Babies and young children typically see their pediatrician or family doctor regularly, starting a few days after birth. Well-child visits allow providers to monitor growth and development, ensure immunizations are up to date and get to know new patients and their families.
Once children settle into the school-age years, however, well-child visits decrease dramatically. Generally healthy children may visit their providers when they have a head cold or need a sports physical, but they often no longer experience thorough, consistent care from providers who know them.
According to Brooks Michael, a Carilion adolescent health educator, even healthy kids need regular preventive health care, especially as they enter adolescence. Connecting yearly with teens allows health care providers to track changes in physical, mental and social development, which happen at a rapid pace during the teen years.
What to Expect
An adolescent well-care visit may include immunizations and screening for adult health issues such as diabetes, high blood pressure and depression.
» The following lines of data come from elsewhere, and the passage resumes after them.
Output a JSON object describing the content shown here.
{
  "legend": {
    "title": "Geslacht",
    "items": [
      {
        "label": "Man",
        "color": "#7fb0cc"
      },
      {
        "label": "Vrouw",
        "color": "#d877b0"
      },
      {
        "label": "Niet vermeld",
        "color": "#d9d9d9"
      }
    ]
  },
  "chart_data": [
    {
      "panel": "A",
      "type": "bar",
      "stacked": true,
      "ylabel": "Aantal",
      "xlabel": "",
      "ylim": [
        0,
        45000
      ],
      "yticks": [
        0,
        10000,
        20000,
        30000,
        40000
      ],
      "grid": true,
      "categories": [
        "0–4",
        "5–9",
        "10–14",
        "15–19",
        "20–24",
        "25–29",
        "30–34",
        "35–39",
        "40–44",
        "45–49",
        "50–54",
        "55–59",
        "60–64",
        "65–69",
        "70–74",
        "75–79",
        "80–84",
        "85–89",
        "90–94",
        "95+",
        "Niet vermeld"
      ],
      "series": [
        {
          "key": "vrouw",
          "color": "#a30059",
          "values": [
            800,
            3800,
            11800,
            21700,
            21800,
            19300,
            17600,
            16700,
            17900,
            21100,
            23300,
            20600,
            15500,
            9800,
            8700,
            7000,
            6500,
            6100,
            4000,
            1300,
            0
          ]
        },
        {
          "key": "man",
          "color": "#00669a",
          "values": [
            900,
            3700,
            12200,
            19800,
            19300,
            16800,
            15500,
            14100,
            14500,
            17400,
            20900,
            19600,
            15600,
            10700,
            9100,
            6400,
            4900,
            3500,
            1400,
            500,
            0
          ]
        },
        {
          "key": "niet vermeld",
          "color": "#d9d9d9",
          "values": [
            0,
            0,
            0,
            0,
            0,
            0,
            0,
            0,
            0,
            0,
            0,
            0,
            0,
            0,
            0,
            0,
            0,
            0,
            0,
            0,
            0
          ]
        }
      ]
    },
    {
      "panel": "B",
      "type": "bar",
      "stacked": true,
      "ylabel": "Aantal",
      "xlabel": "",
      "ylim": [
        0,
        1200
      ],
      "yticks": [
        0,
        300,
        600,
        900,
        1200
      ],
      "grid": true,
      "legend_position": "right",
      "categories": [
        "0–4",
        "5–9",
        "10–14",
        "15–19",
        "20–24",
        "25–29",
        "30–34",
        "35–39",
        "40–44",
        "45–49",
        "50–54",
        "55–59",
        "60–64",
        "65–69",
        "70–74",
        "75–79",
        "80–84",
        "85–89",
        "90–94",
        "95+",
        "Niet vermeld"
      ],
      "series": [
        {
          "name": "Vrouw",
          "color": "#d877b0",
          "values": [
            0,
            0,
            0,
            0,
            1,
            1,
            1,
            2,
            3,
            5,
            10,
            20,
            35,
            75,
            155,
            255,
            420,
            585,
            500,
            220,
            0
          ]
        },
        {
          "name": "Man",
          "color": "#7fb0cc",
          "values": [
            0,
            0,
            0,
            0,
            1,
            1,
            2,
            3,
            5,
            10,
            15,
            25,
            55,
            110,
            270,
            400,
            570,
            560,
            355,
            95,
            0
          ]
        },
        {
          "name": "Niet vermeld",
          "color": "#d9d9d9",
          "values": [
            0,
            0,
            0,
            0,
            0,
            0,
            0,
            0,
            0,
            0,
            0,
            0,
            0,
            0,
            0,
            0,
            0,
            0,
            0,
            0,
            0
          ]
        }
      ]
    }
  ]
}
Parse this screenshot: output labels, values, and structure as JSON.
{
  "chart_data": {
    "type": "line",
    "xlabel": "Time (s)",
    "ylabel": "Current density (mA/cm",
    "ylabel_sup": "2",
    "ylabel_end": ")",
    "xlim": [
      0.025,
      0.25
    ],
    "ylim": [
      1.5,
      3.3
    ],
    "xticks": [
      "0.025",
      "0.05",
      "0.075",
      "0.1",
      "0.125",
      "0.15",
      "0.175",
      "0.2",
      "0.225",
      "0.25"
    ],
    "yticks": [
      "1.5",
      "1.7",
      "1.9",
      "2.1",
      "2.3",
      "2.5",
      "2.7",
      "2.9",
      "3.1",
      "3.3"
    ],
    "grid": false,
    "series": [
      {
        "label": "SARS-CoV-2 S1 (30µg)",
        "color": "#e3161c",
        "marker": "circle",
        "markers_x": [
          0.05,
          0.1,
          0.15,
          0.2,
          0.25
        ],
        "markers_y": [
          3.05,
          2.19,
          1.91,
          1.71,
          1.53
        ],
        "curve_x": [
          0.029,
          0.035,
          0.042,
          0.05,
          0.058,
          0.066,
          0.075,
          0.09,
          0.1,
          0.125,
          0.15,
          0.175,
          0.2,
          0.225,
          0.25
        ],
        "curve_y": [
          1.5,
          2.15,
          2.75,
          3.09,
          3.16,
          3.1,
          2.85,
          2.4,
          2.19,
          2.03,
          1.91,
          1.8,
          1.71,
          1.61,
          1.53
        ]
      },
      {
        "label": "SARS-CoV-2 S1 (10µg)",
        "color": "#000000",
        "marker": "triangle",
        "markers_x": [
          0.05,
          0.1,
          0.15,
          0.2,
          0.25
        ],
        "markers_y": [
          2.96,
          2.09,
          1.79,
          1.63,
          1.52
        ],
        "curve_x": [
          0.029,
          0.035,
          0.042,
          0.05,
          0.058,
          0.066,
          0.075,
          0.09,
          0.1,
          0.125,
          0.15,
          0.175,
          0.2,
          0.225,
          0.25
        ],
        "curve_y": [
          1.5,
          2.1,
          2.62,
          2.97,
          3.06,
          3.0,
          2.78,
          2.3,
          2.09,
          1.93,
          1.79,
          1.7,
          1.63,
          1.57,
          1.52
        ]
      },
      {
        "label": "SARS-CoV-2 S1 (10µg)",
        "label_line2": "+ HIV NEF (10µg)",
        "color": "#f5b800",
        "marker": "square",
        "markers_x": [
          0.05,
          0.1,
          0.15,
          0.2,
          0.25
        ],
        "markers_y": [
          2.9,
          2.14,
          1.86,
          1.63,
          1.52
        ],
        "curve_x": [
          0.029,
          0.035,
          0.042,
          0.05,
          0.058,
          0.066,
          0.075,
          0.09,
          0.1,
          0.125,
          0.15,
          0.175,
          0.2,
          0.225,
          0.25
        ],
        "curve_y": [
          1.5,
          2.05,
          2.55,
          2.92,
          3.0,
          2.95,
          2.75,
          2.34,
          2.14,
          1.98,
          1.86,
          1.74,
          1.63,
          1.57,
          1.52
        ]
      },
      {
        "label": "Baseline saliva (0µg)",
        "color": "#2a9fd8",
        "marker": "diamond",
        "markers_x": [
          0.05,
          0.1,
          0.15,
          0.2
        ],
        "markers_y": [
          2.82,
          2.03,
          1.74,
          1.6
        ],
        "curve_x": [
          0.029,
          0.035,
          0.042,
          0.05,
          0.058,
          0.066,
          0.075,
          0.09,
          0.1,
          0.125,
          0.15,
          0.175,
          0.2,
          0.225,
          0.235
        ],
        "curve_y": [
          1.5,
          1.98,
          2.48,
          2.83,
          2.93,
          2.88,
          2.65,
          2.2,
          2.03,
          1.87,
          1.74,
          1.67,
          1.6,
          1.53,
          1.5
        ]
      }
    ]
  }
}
Nurse Practitioner Dana Abney, W.H.N.P.-B.C., of Carilion Clinic Adolescent Medicine, discusses a typical adolescent checkup in this video and recommends that providers engage teens on a variety of subjects.
"During the physical exam, health care providers should be asking adolescents all sorts of questions about their life." said Abney. "This includes their school life, home life, friends, sports activities and sleeping habits, along with gathering a thorough health history, surgical history and family history."
An exam will also include looking in the ears, mouth, nose and eyes; listening to heart sounds and breathing; and examining muscles and joints.
Most importantly, it will include conversation. Many teens have questions and concerns that they do not feel comfortable discussing in front of their parents or guardians. A trusted health care provider can be a valuable resource for advice and information.
“Teens who have a relationship with their provider are more likely to respond openly when their doctor asks, ‘how are you doing, what's going on with you?’ ” said Michael.
Adolescents are at higher risk for preventable health concerns, including such risk-taking behaviors as:
- Tobacco use
- Alcohol consumption
- Eating disorders
- Unsafe sexual activity
Well-care visits provide a chance for providers to discuss those sensitive subjects with teens, as well as promote positive habits, such as:
- Healthy food choices
- Regular exercise
- Good oral hygiene
- Healthy sleep habits
- Managing stress
“Behaviors that develop during adolescence influence lifelong health habits and decision-making,” said Michael.
The more adolescents understand about their physical growth and sexual development, the more they will recognize the importance of active involvement in their own health care. Navigating through the teen years can be challenging and surrounding this age group with providers they know and trust can help guide adolescents more smoothly into adulthood.